How to run: Paste raw notes and request a concise, grade-appropriate summary plus key terms.

Clean up these class notes for a grade 5-9 learner. Output: (1) 6 key ideas, (2) 10 core terms, (3) 5 quick review questions, and (4) one 10-minute study routine.

Ask for shorter outputs if your child is overloaded.

Weekly Plan Prompt

At the start of each week

Check instructions

Where to use it: Genio planning board or AI planner panel.

How to run: Paste all due dates and subjects, then generate a balanced schedule with buffers.

Create a parent-friendly weekly study plan from these assignments [paste]. Include daily priorities, expected time per task, and one risk flag per day.

Add sports and activity schedule for realistic pacing.

Progress Reflection Prompt

End of week review

Check instructions

Where to use it: Genio reflection or notes area after weekly completion.

How to run: Use this to summarize wins, misses, and next-week adjustments.

Summarize this week's study performance: what worked, what was missed, and the top 3 adjustments for next week. Keep language simple enough for a middle-school student and parent to review together.

Great for Sunday reset conversations.

Pros

  • Strong for organizing study inputs across subjects
  • Useful for planning repeatable home learning routines
  • Helps parents and students stay aligned on priorities

Cons

  • Initial setup requires parent time
  • Too many workflows can create clutter
  • Needs regular maintenance to stay useful

Safety notes

Use parent-managed accounts and avoid sensitive personal uploads. Review AI-generated summaries for factual accuracy and make sure study plans stay realistic for your child's workload.
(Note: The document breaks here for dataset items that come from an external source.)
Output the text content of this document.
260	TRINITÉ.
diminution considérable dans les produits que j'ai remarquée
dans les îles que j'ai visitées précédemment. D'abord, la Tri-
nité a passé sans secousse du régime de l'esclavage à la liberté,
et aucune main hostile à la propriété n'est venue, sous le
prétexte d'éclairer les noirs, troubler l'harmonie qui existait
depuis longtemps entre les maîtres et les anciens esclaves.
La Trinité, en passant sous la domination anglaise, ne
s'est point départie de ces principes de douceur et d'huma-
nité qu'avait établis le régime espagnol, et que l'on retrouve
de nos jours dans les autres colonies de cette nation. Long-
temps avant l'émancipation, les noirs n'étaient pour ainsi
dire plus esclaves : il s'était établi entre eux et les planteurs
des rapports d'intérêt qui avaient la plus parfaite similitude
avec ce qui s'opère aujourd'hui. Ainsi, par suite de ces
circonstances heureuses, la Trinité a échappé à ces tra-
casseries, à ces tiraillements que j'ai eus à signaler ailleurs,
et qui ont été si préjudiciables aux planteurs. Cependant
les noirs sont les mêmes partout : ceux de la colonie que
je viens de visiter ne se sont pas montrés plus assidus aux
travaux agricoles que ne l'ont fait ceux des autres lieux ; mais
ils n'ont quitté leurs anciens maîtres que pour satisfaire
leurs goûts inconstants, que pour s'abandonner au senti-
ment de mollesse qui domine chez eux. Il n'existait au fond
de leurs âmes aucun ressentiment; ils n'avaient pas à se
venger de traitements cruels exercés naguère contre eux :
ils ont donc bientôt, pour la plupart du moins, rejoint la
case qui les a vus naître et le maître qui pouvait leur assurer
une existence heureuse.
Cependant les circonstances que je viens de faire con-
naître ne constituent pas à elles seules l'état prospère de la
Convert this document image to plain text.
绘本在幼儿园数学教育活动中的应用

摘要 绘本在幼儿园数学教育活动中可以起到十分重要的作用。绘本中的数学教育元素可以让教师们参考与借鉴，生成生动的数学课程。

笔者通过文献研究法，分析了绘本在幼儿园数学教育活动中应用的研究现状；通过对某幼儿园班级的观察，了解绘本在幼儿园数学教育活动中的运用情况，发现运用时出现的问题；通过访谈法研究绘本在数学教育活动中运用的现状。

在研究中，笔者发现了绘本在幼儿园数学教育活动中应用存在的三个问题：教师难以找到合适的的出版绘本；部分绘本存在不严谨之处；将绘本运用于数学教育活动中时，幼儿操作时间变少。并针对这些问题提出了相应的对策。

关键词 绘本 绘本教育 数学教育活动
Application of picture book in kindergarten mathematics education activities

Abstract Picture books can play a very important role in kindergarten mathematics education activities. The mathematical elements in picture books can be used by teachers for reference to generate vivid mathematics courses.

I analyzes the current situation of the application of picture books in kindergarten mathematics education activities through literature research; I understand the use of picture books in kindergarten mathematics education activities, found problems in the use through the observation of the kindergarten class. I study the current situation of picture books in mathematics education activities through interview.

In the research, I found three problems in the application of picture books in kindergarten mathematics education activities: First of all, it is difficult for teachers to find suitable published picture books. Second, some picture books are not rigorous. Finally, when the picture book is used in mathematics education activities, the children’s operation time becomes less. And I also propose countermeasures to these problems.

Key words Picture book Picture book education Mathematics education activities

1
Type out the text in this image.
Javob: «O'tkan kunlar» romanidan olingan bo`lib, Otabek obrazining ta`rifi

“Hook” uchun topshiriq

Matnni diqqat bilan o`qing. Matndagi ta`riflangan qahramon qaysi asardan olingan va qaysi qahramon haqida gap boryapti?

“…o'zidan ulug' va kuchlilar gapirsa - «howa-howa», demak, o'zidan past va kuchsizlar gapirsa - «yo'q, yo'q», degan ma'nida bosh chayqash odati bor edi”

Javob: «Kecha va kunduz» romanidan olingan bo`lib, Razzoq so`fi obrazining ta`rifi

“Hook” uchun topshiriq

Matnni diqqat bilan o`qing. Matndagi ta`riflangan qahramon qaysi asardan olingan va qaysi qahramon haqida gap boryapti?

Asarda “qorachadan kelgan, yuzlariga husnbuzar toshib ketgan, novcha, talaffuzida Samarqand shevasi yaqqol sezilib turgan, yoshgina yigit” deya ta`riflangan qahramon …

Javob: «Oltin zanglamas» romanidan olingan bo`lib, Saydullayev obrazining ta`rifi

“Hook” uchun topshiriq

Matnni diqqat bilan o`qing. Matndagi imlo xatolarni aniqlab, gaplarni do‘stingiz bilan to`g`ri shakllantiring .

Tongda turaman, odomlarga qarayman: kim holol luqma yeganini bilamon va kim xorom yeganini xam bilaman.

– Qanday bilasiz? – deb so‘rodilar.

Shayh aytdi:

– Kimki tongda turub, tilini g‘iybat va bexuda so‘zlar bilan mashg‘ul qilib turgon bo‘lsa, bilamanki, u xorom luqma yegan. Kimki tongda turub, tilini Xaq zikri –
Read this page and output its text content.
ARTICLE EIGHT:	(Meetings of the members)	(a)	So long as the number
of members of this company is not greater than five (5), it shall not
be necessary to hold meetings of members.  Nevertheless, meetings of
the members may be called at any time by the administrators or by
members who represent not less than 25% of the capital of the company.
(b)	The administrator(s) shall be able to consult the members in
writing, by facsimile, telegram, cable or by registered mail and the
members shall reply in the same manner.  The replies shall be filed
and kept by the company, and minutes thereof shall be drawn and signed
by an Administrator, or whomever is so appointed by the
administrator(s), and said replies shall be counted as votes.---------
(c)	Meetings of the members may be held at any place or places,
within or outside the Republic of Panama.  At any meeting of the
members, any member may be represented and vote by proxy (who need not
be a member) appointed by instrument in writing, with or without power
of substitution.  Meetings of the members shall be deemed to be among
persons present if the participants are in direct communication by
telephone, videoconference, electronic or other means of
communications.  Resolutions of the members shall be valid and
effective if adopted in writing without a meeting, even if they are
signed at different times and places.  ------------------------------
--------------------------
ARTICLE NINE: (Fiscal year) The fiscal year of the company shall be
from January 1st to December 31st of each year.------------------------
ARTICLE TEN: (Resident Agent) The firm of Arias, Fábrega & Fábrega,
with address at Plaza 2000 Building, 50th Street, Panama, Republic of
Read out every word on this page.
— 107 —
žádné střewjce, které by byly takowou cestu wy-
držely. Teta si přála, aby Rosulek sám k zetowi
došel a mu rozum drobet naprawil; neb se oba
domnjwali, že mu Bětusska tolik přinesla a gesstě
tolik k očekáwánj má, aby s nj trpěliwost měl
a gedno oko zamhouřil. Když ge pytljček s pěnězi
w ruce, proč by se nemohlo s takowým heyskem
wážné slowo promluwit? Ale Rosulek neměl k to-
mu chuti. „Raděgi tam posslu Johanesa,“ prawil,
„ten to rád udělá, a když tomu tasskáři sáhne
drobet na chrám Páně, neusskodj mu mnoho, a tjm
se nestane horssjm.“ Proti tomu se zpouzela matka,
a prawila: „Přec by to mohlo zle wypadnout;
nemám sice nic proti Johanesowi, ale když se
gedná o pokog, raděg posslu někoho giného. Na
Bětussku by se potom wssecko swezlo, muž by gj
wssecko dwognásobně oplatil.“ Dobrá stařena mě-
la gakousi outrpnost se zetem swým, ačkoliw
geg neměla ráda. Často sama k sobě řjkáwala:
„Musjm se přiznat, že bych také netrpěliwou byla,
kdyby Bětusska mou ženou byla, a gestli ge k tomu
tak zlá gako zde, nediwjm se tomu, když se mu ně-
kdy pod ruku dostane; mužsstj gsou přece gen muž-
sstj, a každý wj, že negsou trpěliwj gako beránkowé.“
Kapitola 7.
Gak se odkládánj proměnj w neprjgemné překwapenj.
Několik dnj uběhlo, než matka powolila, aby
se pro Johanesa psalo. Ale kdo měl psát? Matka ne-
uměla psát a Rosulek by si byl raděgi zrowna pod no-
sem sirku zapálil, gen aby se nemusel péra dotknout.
Review transparency and useful links

Author: SchoolyardAI Editorial Team

Reviewed by: SchoolyardAI Human Review

Reviewed at: February 8, 2026

Pricing last checked: 2026-02-08

Reviewed against official Genio/Glean public product pages on 2026-02-08. Sources:

FAQs

Is Genio mainly for organization or direct tutoring?

It is strongest as an organization and study-workflow tool. Pair it with concept-practice tools when your child needs direct instruction support.

How often should families update study plans?

A weekly full reset plus one short midweek adjustment usually keeps plans accurate without creating too much overhead.

What is the biggest setup mistake?

Adding too many categories and workflows too early. Start simple and expand only after 1-2 weeks of consistent use.

Can this help students who are behind in multiple subjects?

Yes, especially for triage and prioritization. It helps families decide what to do first and keep catch-up work manageable.